Overview
DATEXIS/DeepICD-R1-zero-32B is a 32.8 billion parameter clinical reasoning model developed by DATEXIS. It is specifically designed for ICD-10-CM diagnosis outcome prediction from clinical admission notes, operating within the DeepICD-R1 framework. This model is notable for its "R1-Zero" training paradigm, where it was trained primarily through reinforcement learning (GRPO-style) without initial supervised fine-tuning. This approach encourages the model to autonomously discover and develop reasoning strategies, such as chain-of-thought and self-verification, directly from reward signals.
Key Capabilities
- ICD-10-CM Diagnosis Prediction: Predicts single ICD-10-CM codes from clinical text.
- Reasoning Trace Generation: Produces structured outputs that include a reasoning trace (
<think> tags) explaining how the diagnosis was derived, followed by the predicted ICD-10-CM code (<diagnosis> tags). - Reinforcement Learning for Reasoning: Demonstrates how RL alone can induce structured reasoning behaviors in large language models.

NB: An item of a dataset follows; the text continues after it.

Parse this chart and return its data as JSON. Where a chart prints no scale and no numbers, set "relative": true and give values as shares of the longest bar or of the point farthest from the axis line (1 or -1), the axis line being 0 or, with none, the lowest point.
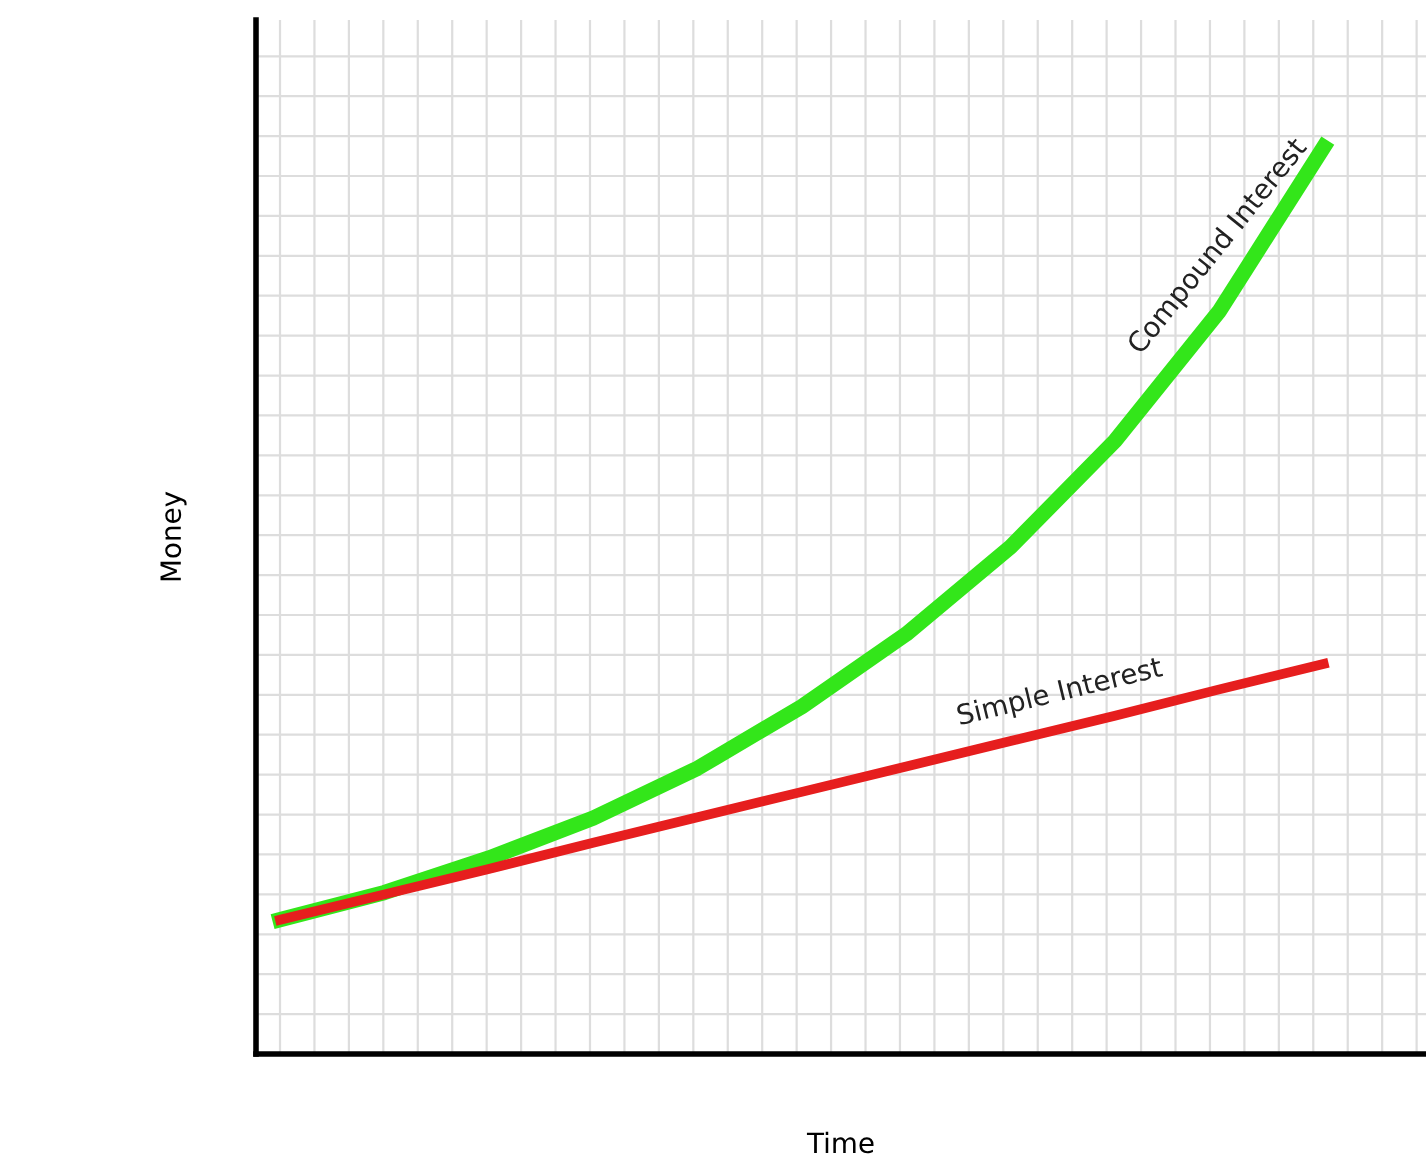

- Clinical NLP Research: Intended for research in clinical reasoning experiments and structured prediction from clinical notes.
Intended Use Cases
This model is strictly for research purposes, including:
- Clinical reasoning experiments.
- ICD-10-CM code prediction research.
- Reinforcement learning for language models.
- Reasoning trace generation and structured prediction from clinical notes.
Limitations and Ethical Considerations
- Trained primarily on English clinical notes from hospital-specific populations, leading to potential dataset biases and limitations with rare diagnoses.
- Reasoning traces, while convincing, may be incorrect, and predictions can fail for rare or long-tail diagnoses.
- Must not be used for medical diagnosis, clinical decision-making, or automated medical coding without expert supervision.
- Potential risks include propagation of dataset biases and overconfidence in generated reasoning. Expert oversight and fairness audits are crucial for responsible use.